“Not long ago I received in the mail a doctoral thesis entitled ‘Sophie’s Choice: A Jungian Perspective,’ which I sat down to read. It was quite a long document. In the first paragraph it said, In this thesis my point of reference throughout will be the Alan J. Pakula movie of Sophie’s Choice. There was a footnote, which I swear to you said, Where the movie is obscure I will refer to William Styron’s novel for clarification. This idiocy laid a pall over my life for a dark brief time because it brought back all these bugaboos we have about the written word.”

 

This conversation between George Plimpton and William Styron, part of a collaboration between 92Y’s Unterberg Poetry Center and The Paris Review, was recorded live at 92Y on December 8, 1997. We are able to share this recording thanks to a generous gift in memory of Christopher Lightfoot Walker, longtime friend of the Poetry Center and The Paris Review.
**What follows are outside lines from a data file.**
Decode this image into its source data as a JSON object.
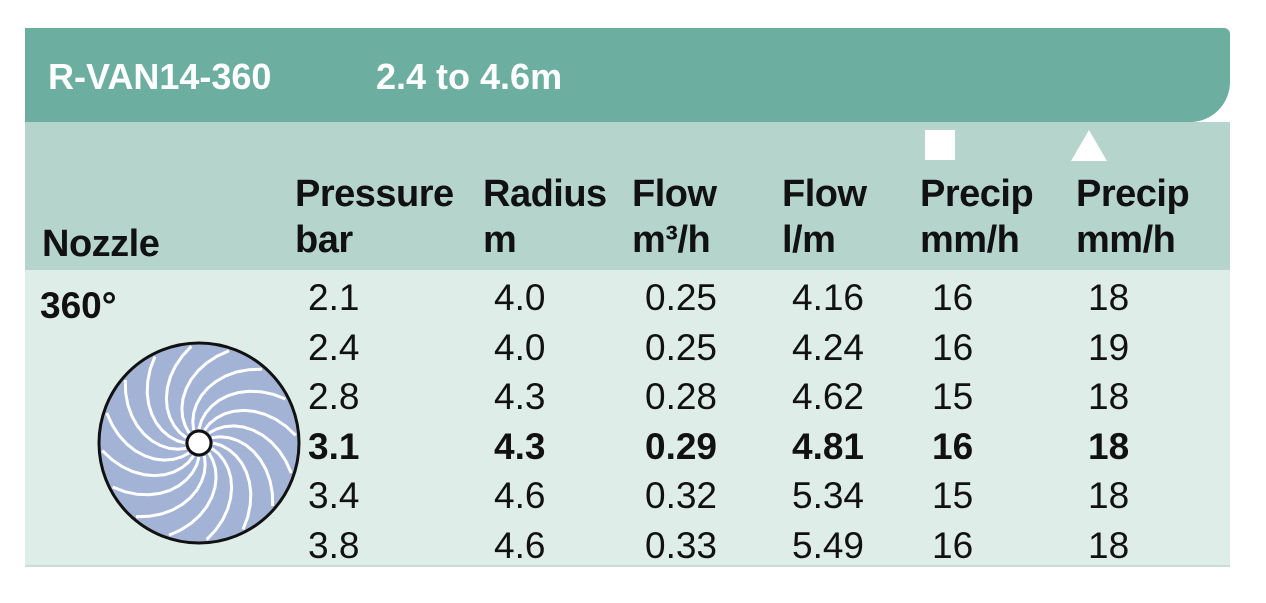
{
  "header": {
    "model": "R-VAN14-360",
    "range": "2.4 to 4.6m"
  },
  "table": {
    "columns": [
      [
        "Nozzle"
      ],
      [
        "Pressure",
        "bar"
      ],
      [
        "Radius",
        "m"
      ],
      [
        "Flow",
        "m³/h"
      ],
      [
        "Flow",
        "l/m"
      ],
      [
        "Precip",
        "mm/h"
      ],
      [
        "Precip",
        "mm/h"
      ]
    ],
    "nozzle": "360°",
    "rows": [
      [
        "2.1",
        "4.0",
        "0.25",
        "4.16",
        "16",
        "18"
      ],
      [
        "2.4",
        "4.0",
        "0.25",
        "4.24",
        "16",
        "19"
      ],
      [
        "2.8",
        "4.3",
        "0.28",
        "4.62",
        "15",
        "18"
      ],
      [
        "3.1",
        "4.3",
        "0.29",
        "4.81",
        "16",
        "18"
      ],
      [
        "3.4",
        "4.6",
        "0.32",
        "5.34",
        "15",
        "18"
      ],
      [
        "3.8",
        "4.6",
        "0.33",
        "5.49",
        "16",
        "18"
      ]
    ],
    "bold_row": 3
  }
}
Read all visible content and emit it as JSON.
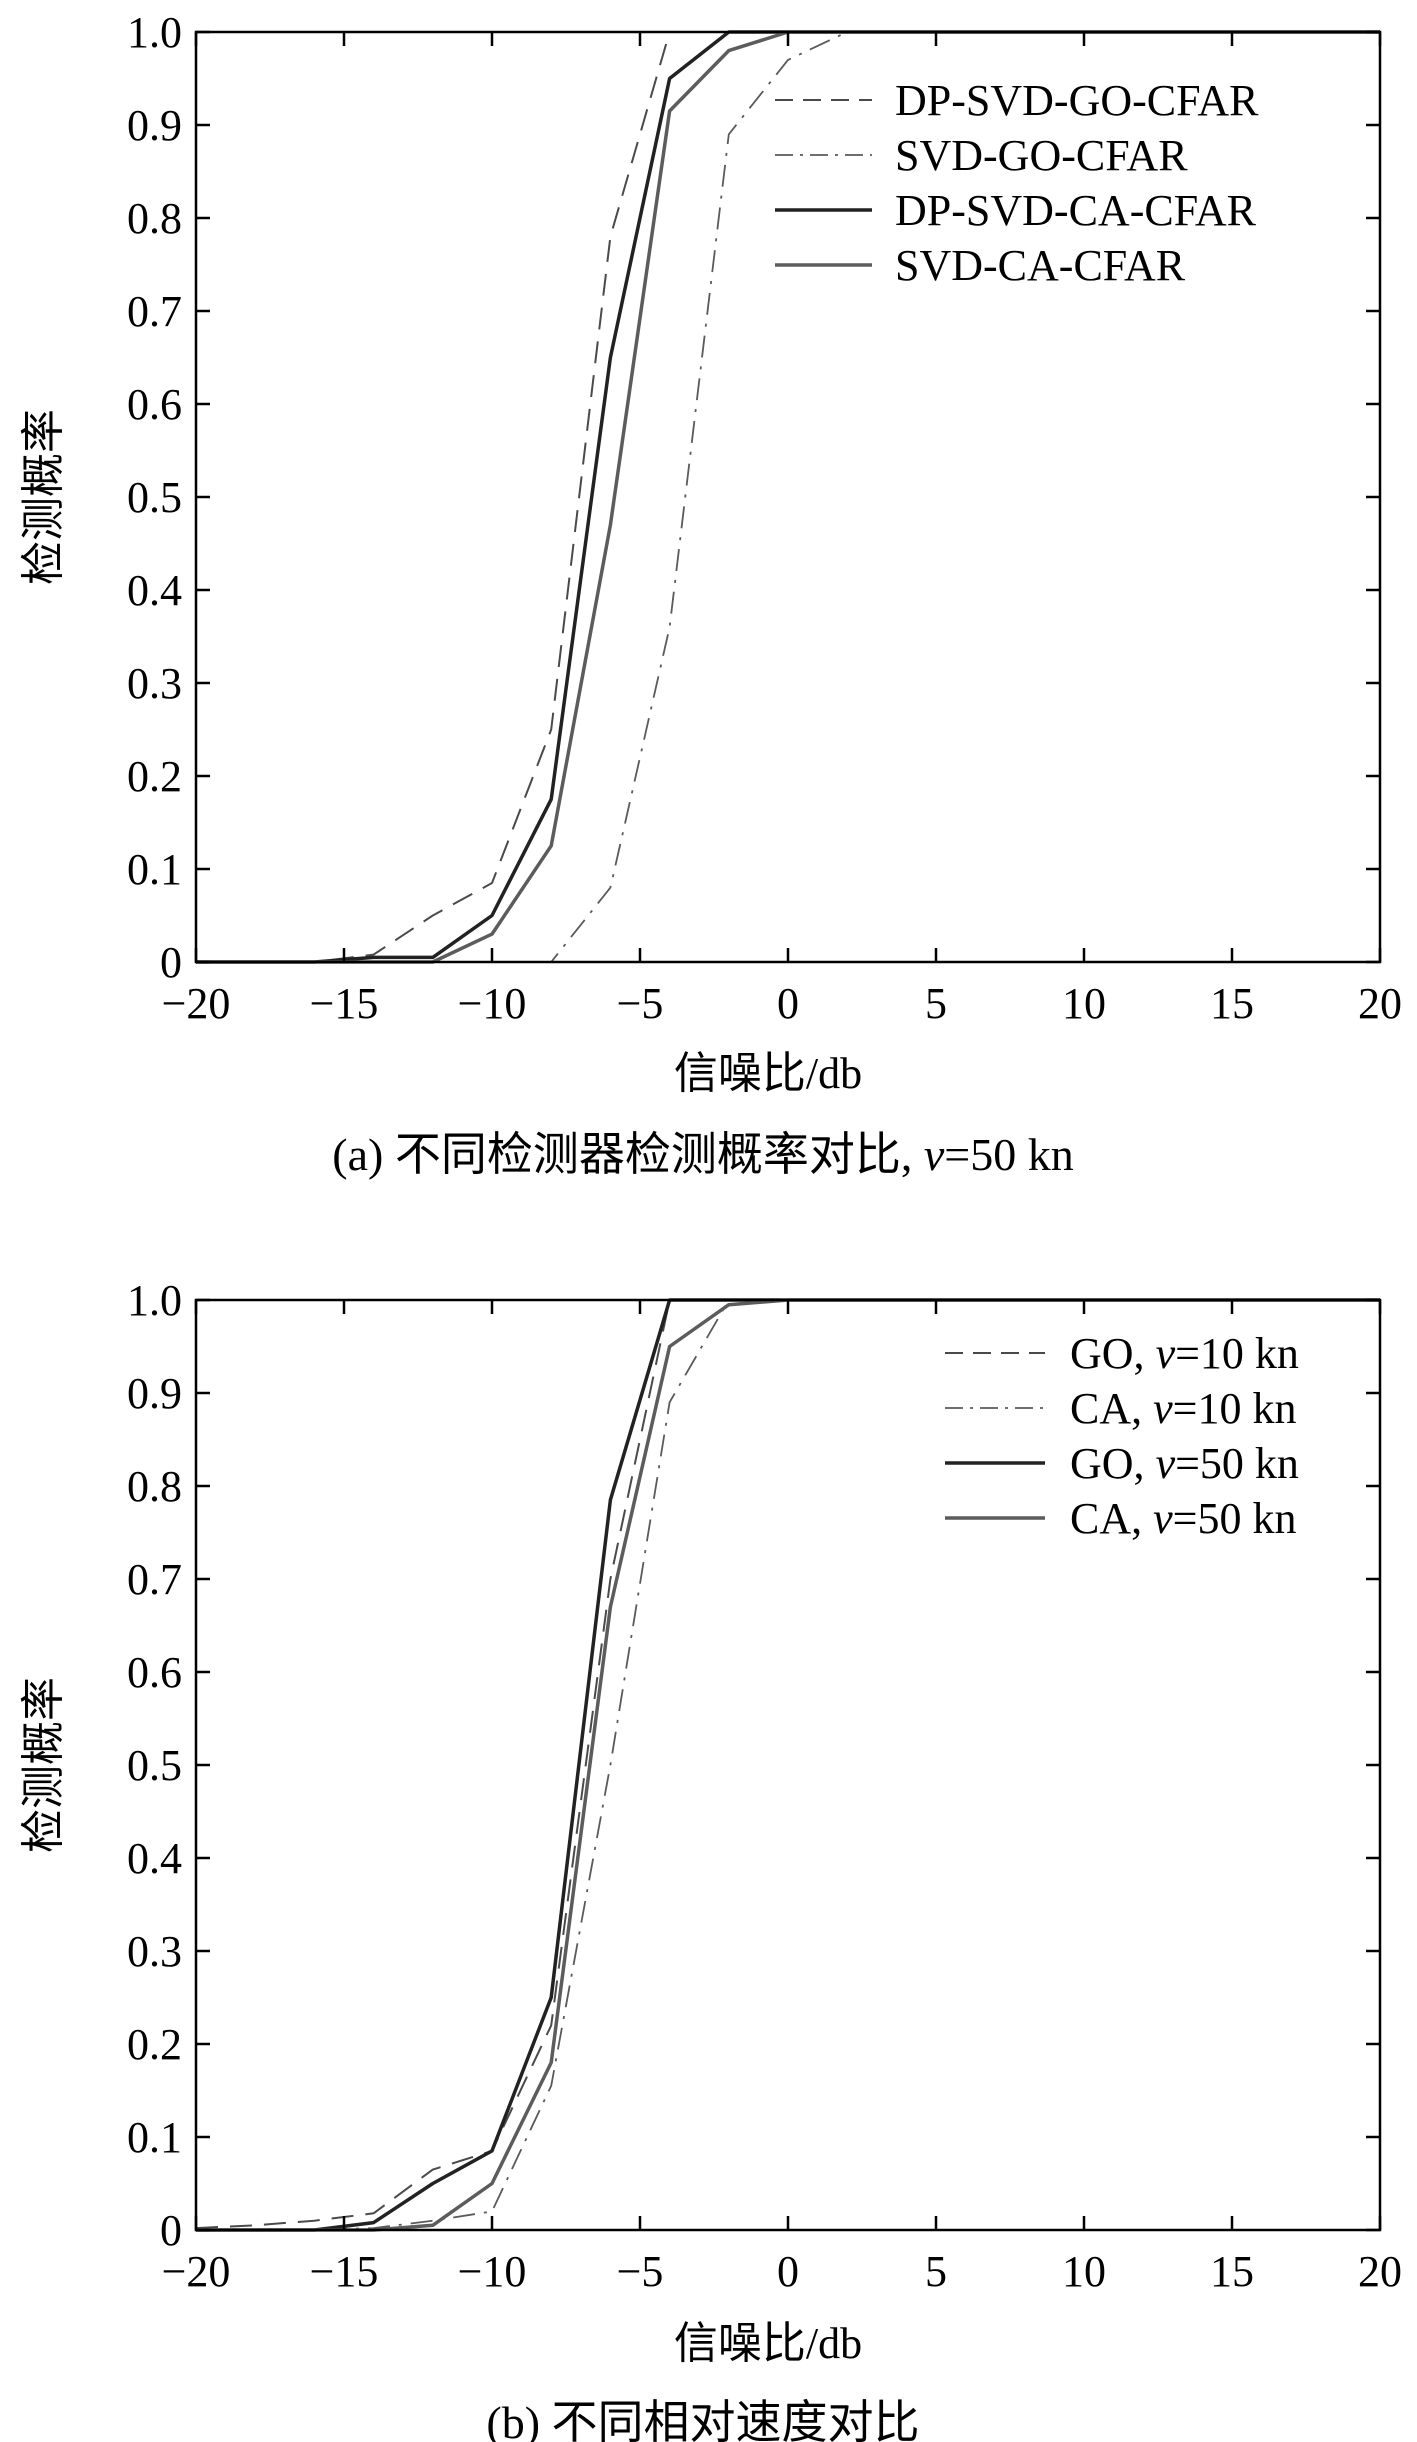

Read Styron's full interview, which ran in The Paris Review as the Art of Fiction No. 156 in the spring of 1999. A previous Paris Review interview with Styron, the Art of Fiction No. 5, appeared in 1954.

 

Christopher Lightfoot Walker (1954—2012) served as poster director, prints director, and advisory editor of The Paris Review. He also volunteered at the 92nd Street Y’s Unterberg Poetry Center, making transcriptions, which were models of their kind, of audio recordings of live literary events. Chris was born in New York City, attended the Buckley School, then went west to Fountain Valley School and back east to Hampshire College. He was engaged in a number of entrepreneurial efforts (some in collaboration with his father, Angus Lightfoot Walker, longtime chairman of the City Investing Company) when, at the age of thirty-one, he suffered a cerebral hemorrhage. He wore his adversity lightly, retaining, in addition to his considerable wits, his sense of humor and sense of fun. Against the odds he remained a person on whom no delightful thing was ever lost. Chris was always grateful for the refuge he was able to find in the work provided by the Y.